Social Security Was Running Out of Money Before the Pandemic
COVID-19 is largely exacerbating existing issues with social security. Before the pandemic, the program’s trust funds were on track to be depleted by 2035, at which point the Social Security Administration would not be able to pay full benefits to recipients. The virus could lead to depletion to 2029, but the problem predates the pandemic.
Lost Wage Taxes Mean Lost Revenue for Social Security
Millions of Americans are out of work, which means that they aren’t paying into social security through payroll taxes. That is likely to just further deepen the program’s deficit, meaning that more people will be receiving benefits through the program than are paying into it. The problem is worsened by the fact that during periods of recession, more people tend to collect their social security benefits, because they themselves may have lost jobs.

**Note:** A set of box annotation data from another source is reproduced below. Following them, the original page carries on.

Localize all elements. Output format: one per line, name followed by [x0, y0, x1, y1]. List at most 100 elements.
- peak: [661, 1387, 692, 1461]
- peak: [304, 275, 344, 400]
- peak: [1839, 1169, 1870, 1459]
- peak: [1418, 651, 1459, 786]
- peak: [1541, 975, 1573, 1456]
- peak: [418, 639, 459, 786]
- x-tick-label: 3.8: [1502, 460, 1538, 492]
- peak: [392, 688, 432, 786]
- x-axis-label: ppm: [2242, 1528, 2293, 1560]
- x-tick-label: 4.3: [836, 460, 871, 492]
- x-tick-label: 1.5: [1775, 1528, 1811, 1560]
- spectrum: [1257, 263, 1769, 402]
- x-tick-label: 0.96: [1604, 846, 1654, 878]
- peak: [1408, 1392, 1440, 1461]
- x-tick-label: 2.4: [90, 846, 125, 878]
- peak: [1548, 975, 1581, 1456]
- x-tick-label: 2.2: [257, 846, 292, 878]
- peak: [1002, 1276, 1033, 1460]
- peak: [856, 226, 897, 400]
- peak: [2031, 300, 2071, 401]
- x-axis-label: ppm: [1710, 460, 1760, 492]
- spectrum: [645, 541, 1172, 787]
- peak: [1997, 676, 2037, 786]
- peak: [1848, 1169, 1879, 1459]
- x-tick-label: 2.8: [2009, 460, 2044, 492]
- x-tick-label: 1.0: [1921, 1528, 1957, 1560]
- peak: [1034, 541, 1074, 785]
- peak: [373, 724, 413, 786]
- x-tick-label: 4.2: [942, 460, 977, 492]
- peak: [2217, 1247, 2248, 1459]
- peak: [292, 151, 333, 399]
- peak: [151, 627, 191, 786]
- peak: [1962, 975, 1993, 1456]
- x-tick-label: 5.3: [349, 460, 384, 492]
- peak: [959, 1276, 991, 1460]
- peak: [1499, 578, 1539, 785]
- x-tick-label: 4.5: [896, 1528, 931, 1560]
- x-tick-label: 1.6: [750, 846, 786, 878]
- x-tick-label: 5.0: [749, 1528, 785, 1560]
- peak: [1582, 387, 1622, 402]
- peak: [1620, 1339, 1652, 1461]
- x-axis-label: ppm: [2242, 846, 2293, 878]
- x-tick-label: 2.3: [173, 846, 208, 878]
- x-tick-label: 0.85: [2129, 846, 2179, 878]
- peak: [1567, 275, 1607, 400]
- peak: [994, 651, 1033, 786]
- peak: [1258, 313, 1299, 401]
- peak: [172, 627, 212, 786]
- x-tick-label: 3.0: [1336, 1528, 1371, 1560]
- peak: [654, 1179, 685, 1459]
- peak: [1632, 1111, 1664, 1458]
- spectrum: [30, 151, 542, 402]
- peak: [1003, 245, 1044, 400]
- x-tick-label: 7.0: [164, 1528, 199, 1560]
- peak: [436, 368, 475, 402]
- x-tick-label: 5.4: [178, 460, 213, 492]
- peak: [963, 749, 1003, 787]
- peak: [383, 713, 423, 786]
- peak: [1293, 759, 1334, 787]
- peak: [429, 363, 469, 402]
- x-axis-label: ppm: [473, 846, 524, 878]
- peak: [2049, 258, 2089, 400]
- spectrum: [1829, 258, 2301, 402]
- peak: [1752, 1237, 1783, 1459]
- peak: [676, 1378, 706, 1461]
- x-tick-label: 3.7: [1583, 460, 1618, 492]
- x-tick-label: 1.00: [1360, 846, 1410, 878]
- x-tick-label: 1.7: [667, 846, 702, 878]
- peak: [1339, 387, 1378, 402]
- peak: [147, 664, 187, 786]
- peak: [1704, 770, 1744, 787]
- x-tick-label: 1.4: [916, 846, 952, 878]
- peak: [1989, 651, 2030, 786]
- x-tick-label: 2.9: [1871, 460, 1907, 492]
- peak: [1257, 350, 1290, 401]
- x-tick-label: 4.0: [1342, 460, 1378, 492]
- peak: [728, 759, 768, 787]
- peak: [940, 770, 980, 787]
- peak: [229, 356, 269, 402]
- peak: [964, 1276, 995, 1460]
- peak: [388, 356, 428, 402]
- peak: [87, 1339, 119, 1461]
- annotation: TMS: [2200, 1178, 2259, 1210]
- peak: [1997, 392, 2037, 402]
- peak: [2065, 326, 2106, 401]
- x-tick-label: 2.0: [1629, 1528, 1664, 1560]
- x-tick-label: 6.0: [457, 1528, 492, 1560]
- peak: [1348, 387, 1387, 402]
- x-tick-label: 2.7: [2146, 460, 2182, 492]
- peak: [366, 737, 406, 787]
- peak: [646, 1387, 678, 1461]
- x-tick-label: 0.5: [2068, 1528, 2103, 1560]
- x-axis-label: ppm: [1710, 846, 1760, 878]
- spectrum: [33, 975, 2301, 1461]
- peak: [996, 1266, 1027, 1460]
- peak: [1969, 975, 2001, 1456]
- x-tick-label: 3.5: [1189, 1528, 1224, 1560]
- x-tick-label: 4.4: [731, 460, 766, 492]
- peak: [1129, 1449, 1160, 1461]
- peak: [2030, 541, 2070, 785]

COVID-19 Could Also Impact Benefit Calculations
The state of the economy due to the pandemic could also impact the benefits calculated for recipients. Almost every year, social security benefits are increased due to inflation, a practice known as Cost of Living Adjustment (COLA). But with the economy tanking, it is possible inflation will reverse, and no COLA will be put in place. The historic unemployment this year also could lower benefits for future claimants, since one way that the Social Security Administration calculates benefits is average wage growth.
There Are Proposals To Solve the Issue
Legislators on both sides of the aisle are working to solve the problems with social security and ensure that older Americans and those that rely on social security due to disability are able to receive the benefits that they need. Representative John Larson introduced a bill to protect benefits from being cut due to the drop in wages this year and increase benefits for low income workers, while in the Senate a bipartisan group of senators proposed the TRUST Act, a bill that would designate “Rescue Committees” with members of each party to work on solutions for social security and keeping the program solvent. The TRUST Act has had some opposition from advocacy groups like the AARP who are concerned that it would lead to a lack of transparency in decision making about social security, but senators in both parties have supported it.
Social security is an essential program for millions of Americans, but COVID-19 could threaten its long term solvency due to lost wage taxes. As legislators work to find a solution, we will keep you updated. In the meantime, if you are eligible for social security and would like to receive benefits, local hearing offices are open for business through telephone and email.